At Ziegler, fourth-grade math scores shot up an unexpected 49 percentage points. School-level erasures were also flagged for both math and reading in fourth grade. One student's math test showed 22 erasures, and 18 were wrong-to-right answers, nearly all in a cluster of sequential questions.

And those are just the schools the district has investigated at the state's direction. The Inquirer analysis uncovered a double-digit list of schools flagged for erasures or academic gains that exceeded levels at some of the schools investigated by the district.

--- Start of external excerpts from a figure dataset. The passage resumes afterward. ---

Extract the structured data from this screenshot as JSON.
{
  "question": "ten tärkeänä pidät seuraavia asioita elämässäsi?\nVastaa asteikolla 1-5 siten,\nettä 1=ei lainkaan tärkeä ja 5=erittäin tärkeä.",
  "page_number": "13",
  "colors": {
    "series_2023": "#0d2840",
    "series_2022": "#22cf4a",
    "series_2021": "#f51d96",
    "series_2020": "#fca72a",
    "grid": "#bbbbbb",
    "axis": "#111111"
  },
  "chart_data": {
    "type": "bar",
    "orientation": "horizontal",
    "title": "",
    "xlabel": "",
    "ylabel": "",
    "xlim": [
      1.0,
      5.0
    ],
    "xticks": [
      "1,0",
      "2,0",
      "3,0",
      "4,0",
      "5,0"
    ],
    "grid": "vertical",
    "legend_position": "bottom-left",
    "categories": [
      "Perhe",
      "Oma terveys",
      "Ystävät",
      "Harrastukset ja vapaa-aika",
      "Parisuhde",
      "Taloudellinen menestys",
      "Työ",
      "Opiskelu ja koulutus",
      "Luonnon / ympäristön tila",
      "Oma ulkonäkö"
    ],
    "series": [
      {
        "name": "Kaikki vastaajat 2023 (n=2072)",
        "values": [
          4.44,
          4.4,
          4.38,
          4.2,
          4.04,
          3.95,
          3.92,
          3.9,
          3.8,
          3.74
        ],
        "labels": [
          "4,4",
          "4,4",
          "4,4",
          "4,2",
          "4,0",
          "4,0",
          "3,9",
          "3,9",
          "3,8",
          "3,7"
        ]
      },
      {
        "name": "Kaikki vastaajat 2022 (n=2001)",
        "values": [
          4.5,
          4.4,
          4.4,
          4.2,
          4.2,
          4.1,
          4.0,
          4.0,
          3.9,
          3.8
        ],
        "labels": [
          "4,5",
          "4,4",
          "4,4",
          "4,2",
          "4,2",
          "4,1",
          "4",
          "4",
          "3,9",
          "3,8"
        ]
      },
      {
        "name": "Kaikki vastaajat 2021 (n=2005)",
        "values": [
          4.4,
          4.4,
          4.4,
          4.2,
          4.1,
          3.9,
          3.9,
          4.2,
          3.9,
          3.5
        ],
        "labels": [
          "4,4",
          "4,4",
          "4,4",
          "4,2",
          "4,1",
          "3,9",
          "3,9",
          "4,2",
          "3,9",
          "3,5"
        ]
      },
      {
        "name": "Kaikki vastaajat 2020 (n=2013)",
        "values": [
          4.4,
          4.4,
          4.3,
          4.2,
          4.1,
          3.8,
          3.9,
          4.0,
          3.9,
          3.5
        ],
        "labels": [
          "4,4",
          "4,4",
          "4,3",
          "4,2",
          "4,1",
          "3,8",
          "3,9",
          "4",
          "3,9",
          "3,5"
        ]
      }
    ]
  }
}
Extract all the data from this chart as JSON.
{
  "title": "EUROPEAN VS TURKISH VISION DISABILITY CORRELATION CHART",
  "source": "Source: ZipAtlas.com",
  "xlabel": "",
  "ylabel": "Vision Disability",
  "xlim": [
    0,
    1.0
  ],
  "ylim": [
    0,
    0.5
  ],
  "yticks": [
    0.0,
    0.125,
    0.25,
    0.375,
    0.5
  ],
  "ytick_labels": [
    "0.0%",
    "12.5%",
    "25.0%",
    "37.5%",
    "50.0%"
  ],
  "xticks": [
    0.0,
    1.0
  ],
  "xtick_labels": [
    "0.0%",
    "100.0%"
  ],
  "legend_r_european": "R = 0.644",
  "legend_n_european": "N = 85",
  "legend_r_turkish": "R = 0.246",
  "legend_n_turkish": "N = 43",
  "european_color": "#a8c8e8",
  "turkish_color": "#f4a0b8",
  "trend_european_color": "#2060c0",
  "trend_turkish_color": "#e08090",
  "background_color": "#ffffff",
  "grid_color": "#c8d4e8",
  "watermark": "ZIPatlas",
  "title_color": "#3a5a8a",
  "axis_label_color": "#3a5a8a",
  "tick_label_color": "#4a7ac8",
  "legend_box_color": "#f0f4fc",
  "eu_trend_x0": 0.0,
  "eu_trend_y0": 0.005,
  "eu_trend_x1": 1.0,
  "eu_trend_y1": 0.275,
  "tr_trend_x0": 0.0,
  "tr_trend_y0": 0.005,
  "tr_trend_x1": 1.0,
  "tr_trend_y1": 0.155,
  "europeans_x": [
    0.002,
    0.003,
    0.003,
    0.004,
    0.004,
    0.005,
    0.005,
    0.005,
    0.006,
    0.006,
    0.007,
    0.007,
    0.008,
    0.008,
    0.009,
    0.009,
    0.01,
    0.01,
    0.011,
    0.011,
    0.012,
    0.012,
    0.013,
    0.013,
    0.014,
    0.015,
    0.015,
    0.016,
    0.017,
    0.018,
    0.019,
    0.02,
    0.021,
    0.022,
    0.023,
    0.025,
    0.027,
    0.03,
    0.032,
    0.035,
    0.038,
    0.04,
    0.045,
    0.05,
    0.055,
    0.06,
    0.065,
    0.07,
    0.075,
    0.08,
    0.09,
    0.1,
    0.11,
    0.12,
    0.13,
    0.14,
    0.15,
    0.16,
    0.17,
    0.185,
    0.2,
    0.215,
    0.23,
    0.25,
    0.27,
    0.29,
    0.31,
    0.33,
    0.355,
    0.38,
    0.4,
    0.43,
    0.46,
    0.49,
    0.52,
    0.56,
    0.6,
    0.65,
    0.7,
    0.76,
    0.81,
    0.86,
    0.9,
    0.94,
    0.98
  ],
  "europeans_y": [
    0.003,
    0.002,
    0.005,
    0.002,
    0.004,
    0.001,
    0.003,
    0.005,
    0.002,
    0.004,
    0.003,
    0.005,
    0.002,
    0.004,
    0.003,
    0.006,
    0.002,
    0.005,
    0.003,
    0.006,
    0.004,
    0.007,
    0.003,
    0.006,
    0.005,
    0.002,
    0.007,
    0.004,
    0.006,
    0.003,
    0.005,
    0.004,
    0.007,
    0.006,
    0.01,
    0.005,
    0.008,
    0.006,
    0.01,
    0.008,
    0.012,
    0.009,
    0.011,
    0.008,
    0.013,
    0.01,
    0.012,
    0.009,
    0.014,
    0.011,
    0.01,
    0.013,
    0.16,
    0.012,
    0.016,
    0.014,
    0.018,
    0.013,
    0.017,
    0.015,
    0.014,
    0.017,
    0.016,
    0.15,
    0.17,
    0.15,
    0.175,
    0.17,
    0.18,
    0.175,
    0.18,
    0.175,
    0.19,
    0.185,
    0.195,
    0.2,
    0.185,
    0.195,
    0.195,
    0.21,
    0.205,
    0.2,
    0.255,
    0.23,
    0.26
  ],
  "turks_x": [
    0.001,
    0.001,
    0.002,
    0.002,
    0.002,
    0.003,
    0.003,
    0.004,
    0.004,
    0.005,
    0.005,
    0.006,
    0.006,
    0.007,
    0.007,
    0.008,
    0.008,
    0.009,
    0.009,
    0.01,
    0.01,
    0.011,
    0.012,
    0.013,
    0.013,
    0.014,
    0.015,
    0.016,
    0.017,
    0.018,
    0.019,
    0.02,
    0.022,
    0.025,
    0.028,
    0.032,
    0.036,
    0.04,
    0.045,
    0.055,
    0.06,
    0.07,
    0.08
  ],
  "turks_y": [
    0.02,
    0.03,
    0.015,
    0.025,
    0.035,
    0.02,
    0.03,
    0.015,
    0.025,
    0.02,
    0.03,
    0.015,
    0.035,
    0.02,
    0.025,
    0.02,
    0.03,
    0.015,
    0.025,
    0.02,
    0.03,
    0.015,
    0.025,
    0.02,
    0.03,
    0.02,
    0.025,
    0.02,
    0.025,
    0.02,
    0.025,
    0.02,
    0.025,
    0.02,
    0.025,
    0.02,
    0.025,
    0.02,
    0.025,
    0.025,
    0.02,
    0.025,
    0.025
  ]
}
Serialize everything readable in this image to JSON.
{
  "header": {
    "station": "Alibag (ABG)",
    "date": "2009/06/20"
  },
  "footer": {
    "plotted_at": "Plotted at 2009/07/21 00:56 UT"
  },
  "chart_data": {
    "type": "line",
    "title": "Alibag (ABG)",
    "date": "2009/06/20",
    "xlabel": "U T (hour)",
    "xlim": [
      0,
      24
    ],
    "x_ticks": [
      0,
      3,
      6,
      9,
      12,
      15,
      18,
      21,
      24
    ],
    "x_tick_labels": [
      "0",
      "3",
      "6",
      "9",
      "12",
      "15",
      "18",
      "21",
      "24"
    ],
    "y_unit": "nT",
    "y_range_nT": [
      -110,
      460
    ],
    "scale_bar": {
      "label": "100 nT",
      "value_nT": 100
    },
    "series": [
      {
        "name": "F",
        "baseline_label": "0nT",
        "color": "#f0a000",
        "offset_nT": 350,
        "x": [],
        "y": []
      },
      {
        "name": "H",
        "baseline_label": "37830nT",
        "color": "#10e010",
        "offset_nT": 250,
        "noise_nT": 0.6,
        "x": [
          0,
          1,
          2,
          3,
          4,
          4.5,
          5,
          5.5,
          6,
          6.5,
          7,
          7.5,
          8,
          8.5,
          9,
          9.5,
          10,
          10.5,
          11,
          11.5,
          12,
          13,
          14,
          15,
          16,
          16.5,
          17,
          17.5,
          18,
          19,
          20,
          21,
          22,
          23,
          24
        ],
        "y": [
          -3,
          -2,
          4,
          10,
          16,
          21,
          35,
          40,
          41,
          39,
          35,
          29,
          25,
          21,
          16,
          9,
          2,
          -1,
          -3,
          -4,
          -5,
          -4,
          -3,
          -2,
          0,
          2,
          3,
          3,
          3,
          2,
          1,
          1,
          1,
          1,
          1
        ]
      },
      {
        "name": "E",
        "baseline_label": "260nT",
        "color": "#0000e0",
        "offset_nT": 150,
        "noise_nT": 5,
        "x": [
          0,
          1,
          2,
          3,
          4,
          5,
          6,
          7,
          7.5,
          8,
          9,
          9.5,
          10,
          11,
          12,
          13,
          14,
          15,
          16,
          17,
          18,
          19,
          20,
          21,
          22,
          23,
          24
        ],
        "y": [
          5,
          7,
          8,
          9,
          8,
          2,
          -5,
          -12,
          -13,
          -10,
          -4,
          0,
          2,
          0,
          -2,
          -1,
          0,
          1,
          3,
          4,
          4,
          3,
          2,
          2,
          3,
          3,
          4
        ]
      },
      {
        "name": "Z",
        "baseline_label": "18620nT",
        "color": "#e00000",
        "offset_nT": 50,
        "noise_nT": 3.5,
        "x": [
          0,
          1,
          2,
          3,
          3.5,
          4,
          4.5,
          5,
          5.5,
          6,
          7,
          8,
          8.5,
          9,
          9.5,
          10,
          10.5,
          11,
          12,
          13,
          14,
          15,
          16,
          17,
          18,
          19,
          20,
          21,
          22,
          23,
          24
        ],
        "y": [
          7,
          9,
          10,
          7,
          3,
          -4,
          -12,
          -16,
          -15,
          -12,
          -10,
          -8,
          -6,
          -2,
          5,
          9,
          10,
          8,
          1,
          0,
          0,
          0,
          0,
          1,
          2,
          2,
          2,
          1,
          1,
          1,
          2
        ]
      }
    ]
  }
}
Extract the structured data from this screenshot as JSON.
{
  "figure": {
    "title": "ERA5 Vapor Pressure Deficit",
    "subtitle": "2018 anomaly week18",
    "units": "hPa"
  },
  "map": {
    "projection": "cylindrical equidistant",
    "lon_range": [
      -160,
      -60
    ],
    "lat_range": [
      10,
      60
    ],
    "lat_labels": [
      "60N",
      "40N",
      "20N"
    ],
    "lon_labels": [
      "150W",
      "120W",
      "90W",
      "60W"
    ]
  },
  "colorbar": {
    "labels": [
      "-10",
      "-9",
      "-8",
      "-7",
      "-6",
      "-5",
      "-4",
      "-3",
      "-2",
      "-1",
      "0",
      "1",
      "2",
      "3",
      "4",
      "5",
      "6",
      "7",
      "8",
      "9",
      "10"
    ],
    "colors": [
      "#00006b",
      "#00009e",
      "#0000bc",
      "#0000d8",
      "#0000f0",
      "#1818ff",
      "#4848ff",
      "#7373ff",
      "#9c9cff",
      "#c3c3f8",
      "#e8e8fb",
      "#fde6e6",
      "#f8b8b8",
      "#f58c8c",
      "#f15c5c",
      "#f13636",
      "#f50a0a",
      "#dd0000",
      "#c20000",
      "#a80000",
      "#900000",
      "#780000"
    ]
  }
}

But because they didn't meet the state cutoff of three flags in one grade, they didn't get deeper scrutiny.

That list includes:

Tilden Middle School, which had 99.9 threat scores for erasures in two grades. The Inquirer found that 36 percent of eighth-grade students had suspicious erasures. Altogether, 103 students at the school had erasure flags.

The now-closed Barratt Middle School, where eighth-grade math erasures had a threat score of 99.9. The school's sixth-grade math and reading erasures were also flagged.

Logan Elementary, where more than a third of the students who took the fourth-grade reading test had suspicious erasures. The investigators found grade-level erasure problems in three grades. The Inquirer found that the number of fourth-grade students who passed reading grew from 36 percent in 2005-06 to 88 percent in 2008-09.

Forrest Elementary, which was flagged eight times and had suspicious erasures for both subjects in each grade. In all, 12 percent of the students had abnormal tests. Among 19 students flagged in third grade, The Inquirer found 299 questions were erased and 287 were wrong-to-right fixes. One busy sixth grader erased 43 math and reading questions.

Anna B. Day Elementary, which had erasure issues in three grades. In all, 28 students had suspicious erasures. A dozen were fourth graders flagged in reading. Most of their erasures were corrections. No flagged student made more than one right-to-wrong erasure.

Samuel B. Huey Elementary, which had 10 flags for grade-level erasures. Huey's fifth-grade reading scores rose an acceptable 25.4 percentage points, according to DRC. But grade-level erasures on fifth-grade reading tests were approaching 1 in 1 trillion odds of happening naturally. In all, 27 percent of fifth-grade students had suspicious math or reading tests.

John B. Kelly Elementary, which had grade-level erasure concerns in two grades, plus several other abnormal test outcomes. In third grade, 17 students were flagged for erasures, most in reading. One third grader made 18 wrong-to-right erasures on the math test, while another student had a combined 19 erasures in math and reading - each one wrong to right.

Emlen Elementary, which was given erasure flags for both subjects in each grade. Of 28 students at the school with suspicious erasures, half were in sixth grade, and most erasures involved the reading test. DRC considered the 20.3 percent improvement on the sixth-grade reading test to be acceptable, but flagged the erasures as having a more than 1 in 100,000 chance of occurring naturally.

Communications Technology High, which was flagged for erasures in both math and reading. Of the students tested, 41 percent were marked for excessive erasures. Nearly all the students were flagged in both subjects.